Rent Coach

Rent Coach: Going around the broker, California Closet shakedown

By Mike Akerly  | July 21, 2011 - 1:10PM

Q. A rental agent showed me an apartment that I didn't like. Afterward I saw a nicer one in the same building, advertised online by the management company, that I can rent directly for no fee.  Do I still have to pay the broker?

This depends on the brokerage fee agreement that you probably signed before seeing the apartment with your agent. It is not uncommon for such an agreement to have a provision that requires that you pay the broker a commission if “you rent an apartment in a building to which your agent has directed you, whether or not you saw the specific apartment with your agent” during a specified time frame.  

If your agent brought you to see a listing in a building, and you then learned that the management company had other listings there and you contacted them directly to avoid paying your broker a fee, that would be inappropriate and could give rise to a claim of breach of contract if you signed a fee agreement.

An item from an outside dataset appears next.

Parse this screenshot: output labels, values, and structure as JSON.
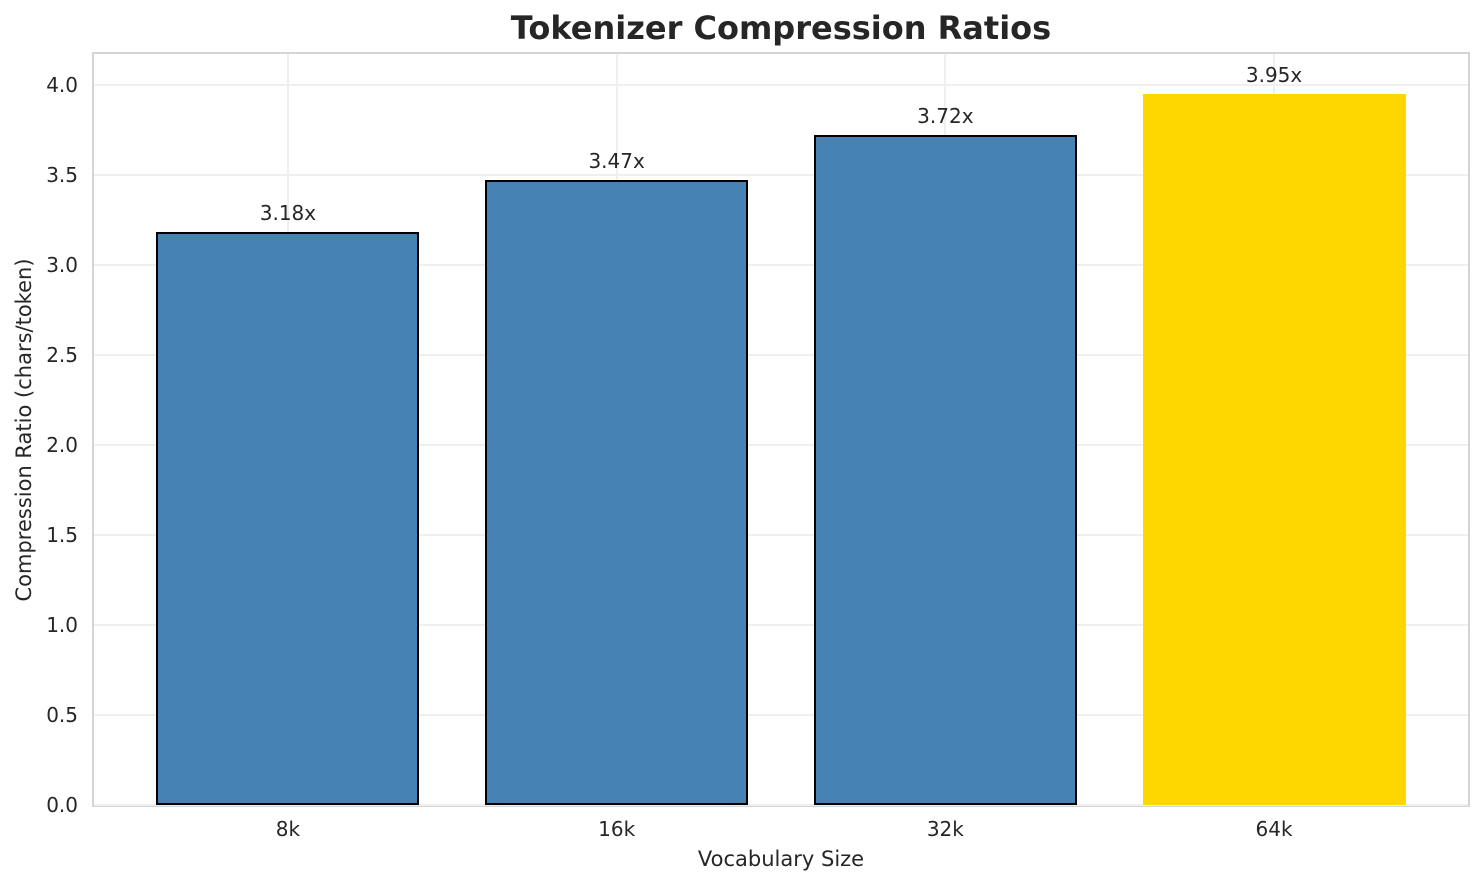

If you did not sign one, then under these circumstances you would not be legally required to pay the broker. Ethically, however, it's a slippery slope, particularly if you contacted the management company afterward in order to avoid paying a fee to the broker who introduced you to the building in the first place.

Q. My landlord wants to deduct the cost of removing the California Closets I installed from my security deposit.  Is that legal?  Does he have to prove that he actually removed them?

 Yes.  A typical lease requires that you elicit your landlord’s permission before making any alterations or improvements to the apartment.  If you installed California closets without obtaining permission to alter the apartment and to leave those changes in place after your lease terminates, and your landlord now wants them removed, it is your obligation to restore the apartment to its condition at the time that you took possession of it. 

Your landlord may use your security deposit as reimbursement for the reasonable cost of repairs beyond normal wear and tear, including the removal of unauthorized improvements that you made.  If your landlord takes any deduction from your security deposit, they must provide you with an itemized list of the cost of each repair, along with any funds remaining, within a reasonable period of time after the termination of your lease.  You may insist that they provide receipts to prove that the repairs were actually performed, but unfortunately you do not have a right to personally inspect the apartment to see for yourself.   


Mike Akerly is a New York City real estate attorney, landlord, and real estate broker. Rent Coach also appears in AM New York's Thursday real estate section.